Capita integrates hospital IT for Maidstone and Tunbridge Wells NHS Trust Pembury site
Capita has installed an integrated IT system to support an NHS Trust's move from two to one hospital.
Capita has installed an integrated IT system to support an NHS Trust's move from two to one hospital.
Maidstone and Tunbridge Wells NHS Trust's new hospital in Pembury is the result of a £226m PFI initiative.
Capita's three-year contract, worth £3.4m, is to integrate IT systems from the old Pembury hospital and the Kent and Sussex hospital.
The IT infrastructure will update the support for medical staff with access to applications such as picture archiving and a communications system.
The ICT infrastructure will benefit patients and staff with improved bedside care. Consultants will have access to clinical applications, including PACS (Picture Archiving and Communications System) images on wireless devices. These include X-Rays, MRI and CT scans.
The wireless infrastructure will mean hospital employees will be contactable wherever they are in the hospital.

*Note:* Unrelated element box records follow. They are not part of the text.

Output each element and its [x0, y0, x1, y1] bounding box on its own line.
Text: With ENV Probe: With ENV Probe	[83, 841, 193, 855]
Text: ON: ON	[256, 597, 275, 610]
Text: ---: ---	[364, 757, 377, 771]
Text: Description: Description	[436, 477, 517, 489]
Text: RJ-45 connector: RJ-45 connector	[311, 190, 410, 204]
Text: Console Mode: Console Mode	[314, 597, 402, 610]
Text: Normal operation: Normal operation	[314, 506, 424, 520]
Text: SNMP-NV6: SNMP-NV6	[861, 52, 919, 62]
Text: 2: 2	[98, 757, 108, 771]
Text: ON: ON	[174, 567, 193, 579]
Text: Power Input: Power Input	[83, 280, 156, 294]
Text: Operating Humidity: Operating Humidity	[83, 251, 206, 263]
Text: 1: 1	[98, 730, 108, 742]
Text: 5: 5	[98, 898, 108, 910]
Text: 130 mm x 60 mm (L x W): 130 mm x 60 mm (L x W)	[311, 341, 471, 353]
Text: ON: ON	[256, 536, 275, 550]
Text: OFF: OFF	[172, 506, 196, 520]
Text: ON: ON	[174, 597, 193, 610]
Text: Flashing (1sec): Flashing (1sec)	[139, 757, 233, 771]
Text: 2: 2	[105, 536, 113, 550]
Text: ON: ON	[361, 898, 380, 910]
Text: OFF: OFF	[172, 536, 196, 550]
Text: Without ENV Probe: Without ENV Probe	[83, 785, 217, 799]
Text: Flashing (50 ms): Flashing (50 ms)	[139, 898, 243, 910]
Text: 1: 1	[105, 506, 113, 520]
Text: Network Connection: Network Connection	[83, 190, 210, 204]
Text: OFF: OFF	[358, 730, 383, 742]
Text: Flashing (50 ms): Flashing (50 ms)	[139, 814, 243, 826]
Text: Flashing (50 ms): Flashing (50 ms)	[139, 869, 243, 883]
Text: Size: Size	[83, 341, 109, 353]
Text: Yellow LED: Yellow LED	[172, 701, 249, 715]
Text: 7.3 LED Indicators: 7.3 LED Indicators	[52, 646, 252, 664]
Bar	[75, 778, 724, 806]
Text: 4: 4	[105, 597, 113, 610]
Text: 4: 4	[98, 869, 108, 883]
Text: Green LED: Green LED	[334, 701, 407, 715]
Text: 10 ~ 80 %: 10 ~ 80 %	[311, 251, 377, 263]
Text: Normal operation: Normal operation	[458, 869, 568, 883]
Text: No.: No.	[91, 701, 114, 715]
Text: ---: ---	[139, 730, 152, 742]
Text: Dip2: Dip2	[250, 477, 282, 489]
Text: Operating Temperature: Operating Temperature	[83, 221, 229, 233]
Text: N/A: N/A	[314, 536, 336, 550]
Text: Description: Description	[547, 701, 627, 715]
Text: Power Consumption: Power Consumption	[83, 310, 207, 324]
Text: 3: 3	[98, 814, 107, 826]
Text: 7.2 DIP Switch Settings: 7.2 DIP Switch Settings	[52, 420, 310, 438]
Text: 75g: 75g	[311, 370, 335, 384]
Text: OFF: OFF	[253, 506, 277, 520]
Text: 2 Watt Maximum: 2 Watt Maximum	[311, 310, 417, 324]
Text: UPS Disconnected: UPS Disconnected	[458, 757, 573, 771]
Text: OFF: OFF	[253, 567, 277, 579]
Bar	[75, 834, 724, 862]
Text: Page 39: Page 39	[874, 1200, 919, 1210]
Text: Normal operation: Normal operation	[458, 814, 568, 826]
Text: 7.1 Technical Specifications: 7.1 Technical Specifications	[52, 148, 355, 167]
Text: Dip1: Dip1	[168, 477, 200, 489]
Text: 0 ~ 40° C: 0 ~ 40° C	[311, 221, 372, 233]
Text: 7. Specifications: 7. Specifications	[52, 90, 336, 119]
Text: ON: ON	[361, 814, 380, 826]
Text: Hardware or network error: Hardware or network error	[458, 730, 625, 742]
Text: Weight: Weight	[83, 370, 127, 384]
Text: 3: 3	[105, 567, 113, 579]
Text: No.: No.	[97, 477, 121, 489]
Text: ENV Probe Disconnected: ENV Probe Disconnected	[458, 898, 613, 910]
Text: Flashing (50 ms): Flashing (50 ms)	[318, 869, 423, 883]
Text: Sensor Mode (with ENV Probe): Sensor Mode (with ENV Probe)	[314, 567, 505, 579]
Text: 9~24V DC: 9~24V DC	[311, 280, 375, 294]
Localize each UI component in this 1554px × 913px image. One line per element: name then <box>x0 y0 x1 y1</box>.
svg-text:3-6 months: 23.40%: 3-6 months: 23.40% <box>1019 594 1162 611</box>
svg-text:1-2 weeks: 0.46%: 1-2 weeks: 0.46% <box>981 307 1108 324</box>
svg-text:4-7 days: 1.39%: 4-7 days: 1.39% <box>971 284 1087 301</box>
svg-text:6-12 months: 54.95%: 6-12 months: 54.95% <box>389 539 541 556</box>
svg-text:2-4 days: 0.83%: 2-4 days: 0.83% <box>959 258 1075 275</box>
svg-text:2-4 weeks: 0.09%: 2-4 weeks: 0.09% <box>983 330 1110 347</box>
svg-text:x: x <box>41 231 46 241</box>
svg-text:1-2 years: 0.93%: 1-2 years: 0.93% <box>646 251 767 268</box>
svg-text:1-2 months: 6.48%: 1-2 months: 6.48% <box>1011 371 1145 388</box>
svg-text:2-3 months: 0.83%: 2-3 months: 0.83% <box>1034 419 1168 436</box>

Dr George Noble, consultant physician and clinical director for IT, said: "It is fantastic to see IT coming together with clinical services and patients."
Capita has also built a datacentre that will monitor the use of energy, supporting the NHS Trust's green agenda.
Scott Gilfedder, network integration manager at Capita, said the hospital being a new build avoided some of the problems associated with projects at operational hospitals.
But he said there were challenges testing the systems as a result of delays caused by the winter bad weather.
The Telcos providing the networks, BT and Virgin Media, were unable to carry out work when and where originally planned because of snow. As a result the IT department had a shorter period of time to test systems. "We had planned for 60 days to test but we only had 10 days to test before the first patients were moved in," said Scott Gilfedder.